I’d be pissed off too, and that was the context of my Twitter comment. Cave is a pro player with a bit of edge. He understands the competition to fill 13 is incredibly hot and has made his claim. My thinking was, with Fitz, Earls and Henshaw out of action, now is the time to put up or shut up.

However, this Summer he didn’t really do either. And that’s a problem for Joe.

Incredibly, Ireland has 10-12 or so games until the WC 2015 kicks off. Whatever your thoughts on O’Driscoll’s long walk into the sunset and indifferent form, that’s been done now and we need to find a replacement.

With Henshaw, Fitz, Earls, McFadden, Bowe and soon, most likely, Payne in the equation, there aren’t many minutes to decide who we go with. Schmidt will want a player to step in and show what he’s made of very quickly. Or else, realistically given the quality of player we’re talking about, the next guy will get a chance. Joe is nothing if not pragmatic and won’t think twice about discarding someone he doesn’t feel fits.

Payne in particular is seen as the saviour, though I have my doubts about his prowess at outside centre. For me he looks far more comfortable in the expanses of 15, given his deceptive footwork and ability to find space. However, he will almost certainly be tried at 13 in at least one of the two meaningful Autumn tests.

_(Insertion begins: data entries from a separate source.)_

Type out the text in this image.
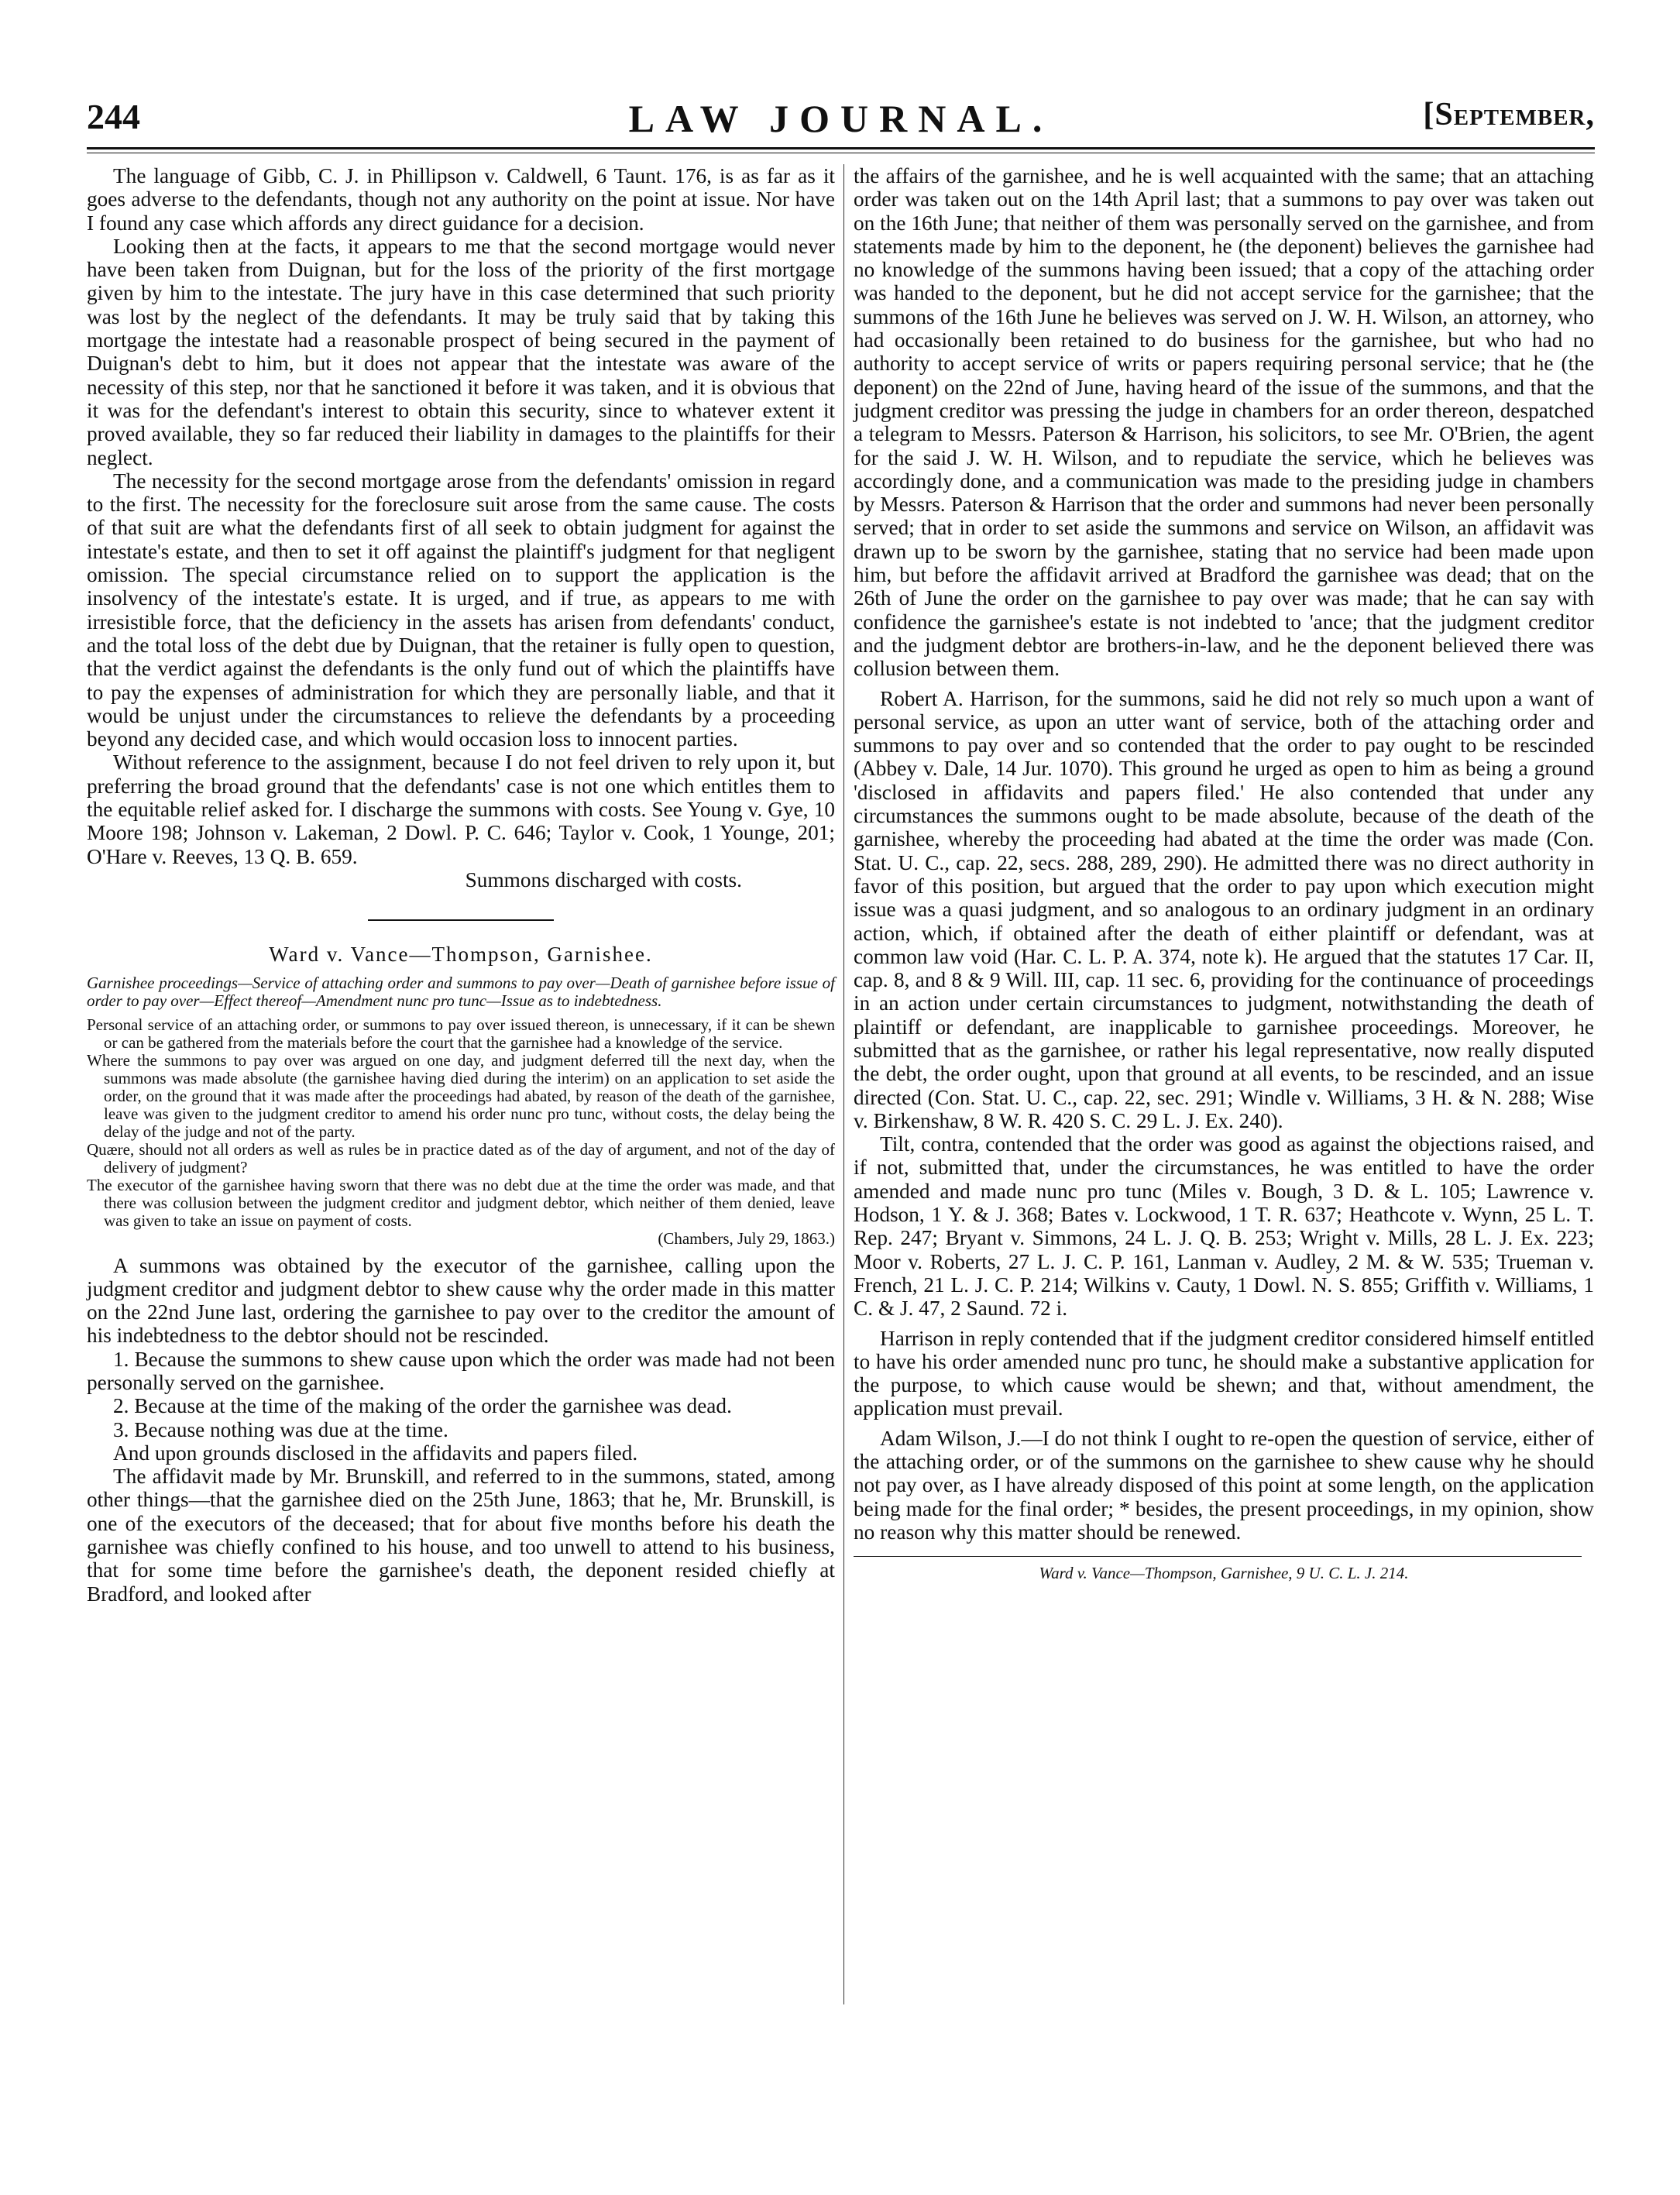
244	LAW JOURNAL.	[September,

The language of Gibb, C. J. in Phillipson v. Caldwell, 6 Taunt. 176, is as far as it goes adverse to the defendants, though not any authority on the point at issue. Nor have I found any case which affords any direct guidance for a decision.

Looking then at the facts, it appears to me that the second mortgage would never have been taken from Duignan, but for the loss of the priority of the first mortgage given by him to the intestate. The jury have in this case determined that such priority was lost by the neglect of the defendants. It may be truly said that by taking this mortgage the intestate had a reasonable prospect of being secured in the payment of Duignan's debt to him, but it does not appear that the intestate was aware of the necessity of this step, nor that he sanctioned it before it was taken, and it is obvious that it was for the defendant's interest to obtain this security, since to whatever extent it proved available, they so far reduced their liability in damages to the plaintiffs for their neglect.

The necessity for the second mortgage arose from the defendants' omission in regard to the first. The necessity for the foreclosure suit arose from the same cause. The costs of that suit are what the defendants first of all seek to obtain judgment for against the intestate's estate, and then to set it off against the plaintiff's judgment for that negligent omission. The special circumstance relied on to support the application is the insolvency of the intestate's estate. It is urged, and if true, as appears to me with irresistible force, that the deficiency in the assets has arisen from defendants' conduct, and the total loss of the debt due by Duignan, that the retainer is fully open to question, that the verdict against the defendants is the only fund out of which the plaintiffs have to pay the expenses of administration for which they are personally liable, and that it would be unjust under the circumstances to relieve the defendants by a proceeding beyond any decided case, and which would occasion loss to innocent parties.

Without reference to the assignment, because I do not feel driven to rely upon it, but preferring the broad ground that the defendants' case is not one which entitles them to the equitable relief asked for. I discharge the summons with costs. See Young v. Gye, 10 Moore 198; Johnson v. Lakeman, 2 Dowl. P. C. 646; Taylor v. Cook, 1 Younge, 201; O'Hare v. Reeves, 13 Q. B. 659.

Summons discharged with costs.

Ward v. Vance—Thompson, Garnishee.

Garnishee proceedings—Service of attaching order and summons to pay over—Death of garnishee before issue of order to pay over—Effect thereof—Amendment nunc pro tunc—Issue as to indebtedness.

Personal service of an attaching order, or summons to pay over issued thereon, is unnecessary, if it can be shewn or can be gathered from the materials before the court that the garnishee had a knowledge of the service.

Where the summons to pay over was argued on one day, and judgment deferred till the next day, when the summons was made absolute (the garnishee having died during the interim) on an application to set aside the order, on the ground that it was made after the proceedings had abated, by reason of the death of the garnishee, leave was given to the judgment creditor to amend his order nunc pro tunc, without costs, the delay being the delay of the judge and not of the party.

Quære, should not all orders as well as rules be in practice dated as of the day of argument, and not of the day of delivery of judgment?

The executor of the garnishee having sworn that there was no debt due at the time the order was made, and that there was collusion between the judgment creditor and judgment debtor, which neither of them denied, leave was given to take an issue on payment of costs.

(Chambers, July 29, 1863.)

A summons was obtained by the executor of the garnishee, calling upon the judgment creditor and judgment debtor to shew cause why the order made in this matter on the 22nd June last, ordering the garnishee to pay over to the creditor the amount of his indebtedness to the debtor should not be rescinded.

1. Because the summons to shew cause upon which the order was made had not been personally served on the garnishee.

2. Because at the time of the making of the order the garnishee was dead.

3. Because nothing was due at the time.

And upon grounds disclosed in the affidavits and papers filed.

The affidavit made by Mr. Brunskill, and referred to in the summons, stated, among other things—that the garnishee died on the 25th June, 1863; that he, Mr. Brunskill, is one of the executors of the deceased; that for about five months before his death the garnishee was chiefly confined to his house, and too unwell to attend to his business, that for some time before the garnishee's death, the deponent resided chiefly at Bradford, and looked after

the affairs of the garnishee, and he is well acquainted with the same; that an attaching order was taken out on the 14th April last; that a summons to pay over was taken out on the 16th June; that neither of them was personally served on the garnishee, and from statements made by him to the deponent, he (the deponent) believes the garnishee had no knowledge of the summons having been issued; that a copy of the attaching order was handed to the deponent, but he did not accept service for the garnishee; that the summons of the 16th June he believes was served on J. W. H. Wilson, an attorney, who had occasionally been retained to do business for the garnishee, but who had no authority to accept service of writs or papers requiring personal service; that he (the deponent) on the 22nd of June, having heard of the issue of the summons, and that the judgment creditor was pressing the judge in chambers for an order thereon, despatched a telegram to Messrs. Paterson & Harrison, his solicitors, to see Mr. O'Brien, the agent for the said J. W. H. Wilson, and to repudiate the service, which he believes was accordingly done, and a communication was made to the presiding judge in chambers by Messrs. Paterson & Harrison that the order and summons had never been personally served; that in order to set aside the summons and service on Wilson, an affidavit was drawn up to be sworn by the garnishee, stating that no service had been made upon him, but before the affidavit arrived at Bradford the garnishee was dead; that on the 26th of June the order on the garnishee to pay over was made; that he can say with confidence the garnishee's estate is not indebted to 'ance; that the judgment creditor and the judgment debtor are brothers-in-law, and he the deponent believed there was collusion between them.

Robert A. Harrison, for the summons, said he did not rely so much upon a want of personal service, as upon an utter want of service, both of the attaching order and summons to pay over and so contended that the order to pay ought to be rescinded (Abbey v. Dale, 14 Jur. 1070). This ground he urged as open to him as being a ground 'disclosed in affidavits and papers filed.' He also contended that under any circumstances the summons ought to be made absolute, because of the death of the garnishee, whereby the proceeding had abated at the time the order was made (Con. Stat. U. C., cap. 22, secs. 288, 289, 290). He admitted there was no direct authority in favor of this position, but argued that the order to pay upon which execution might issue was a quasi judgment, and so analogous to an ordinary judgment in an ordinary action, which, if obtained after the death of either plaintiff or defendant, was at common law void (Har. C. L. P. A. 374, note k). He argued that the statutes 17 Car. II, cap. 8, and 8 & 9 Will. III, cap. 11 sec. 6, providing for the continuance of proceedings in an action under certain circumstances to judgment, notwithstanding the death of plaintiff or defendant, are inapplicable to garnishee proceedings. Moreover, he submitted that as the garnishee, or rather his legal representative, now really disputed the debt, the order ought, upon that ground at all events, to be rescinded, and an issue directed (Con. Stat. U. C., cap. 22, sec. 291; Windle v. Williams, 3 H. & N. 288; Wise v. Birkenshaw, 8 W. R. 420 S. C. 29 L. J. Ex. 240).

Tilt, contra, contended that the order was good as against the objections raised, and if not, submitted that, under the circumstances, he was entitled to have the order amended and made nunc pro tunc (Miles v. Bough, 3 D. & L. 105; Lawrence v. Hodson, 1 Y. & J. 368; Bates v. Lockwood, 1 T. R. 637; Heathcote v. Wynn, 25 L. T. Rep. 247; Bryant v. Simmons, 24 L. J. Q. B. 253; Wright v. Mills, 28 L. J. Ex. 223; Moor v. Roberts, 27 L. J. C. P. 161, Lanman v. Audley, 2 M. & W. 535; Trueman v. French, 21 L. J. C. P. 214; Wilkins v. Cauty, 1 Dowl. N. S. 855; Griffith v. Williams, 1 C. & J. 47, 2 Saund. 72 i.

Harrison in reply contended that if the judgment creditor considered himself entitled to have his order amended nunc pro tunc, he should make a substantive application for the purpose, to which cause would be shewn; and that, without amendment, the application must prevail.

Adam Wilson, J.—I do not think I ought to re-open the question of service, either of the attaching order, or of the summons on the garnishee to shew cause why he should not pay over, as I have already disposed of this point at some length, on the application being made for the final order; * besides, the present proceedings, in my opinion, show no reason why this matter should be renewed.

Ward v. Vance—Thompson, Garnishee, 9 U. C. L. J. 214.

Henshaw meanwhile is probably first in line at this stage, and was unlucky to miss Argentina. He would likely have started last week but for injury, and again, will likely be given gametime before the 6 Nations 2015.

After that, we’re into pick and stick territory.

Step forward for your audition Darren.


Last week in rural Resistencia, Cave was fine. Some nice breaks, some missed tackles (though not as many as others), a poor lack of speed while covering back, a general lack of incision, a knock on but a fairly ok game. We can all generally agree on that I think.

After the game, I tweeted, the following.

Of course, the knives came out and again, the statement was taken as meaning something it really didn’t.

My point was, and is, the very same as I said above. Cave has a limited window to impress, and needs to do more than just be ‘ok’ against a scratch Puma side in a Summer test.

On Saturday, McFadden was played at 13, an almost immediate back up of my theory that Cave won’t have much time in that jersey. At 12, the Ulsterman was again quiet, perhaps for good reason.

But pro sport is unfair and you must grasp your chance when it comes. In 180 minutes, Cave, for me, didn’t put his hand up enough. While there are mitigating factors, that’s the reality.

Very easily, we could see Payne start in Autumn, Henshaw come in for Spring and our Darren left to lick his wounds with Ulster in pre-season training camp.

Of course, as we saw with TOL at the last World Cup, anything can happen. But for me, this was a major opportunity missed for an undoubtedly talented guy to stake his claim.

One injury early next year, and that’s realistically the World Cup dream gone for the Hollywood man.

Here’s hoping you get another shot Darren, just make sure to grasp it this time eh?


What do you think? Has Cave missed his chance or am I being harsh? Will he get another before the big kick off in 2015?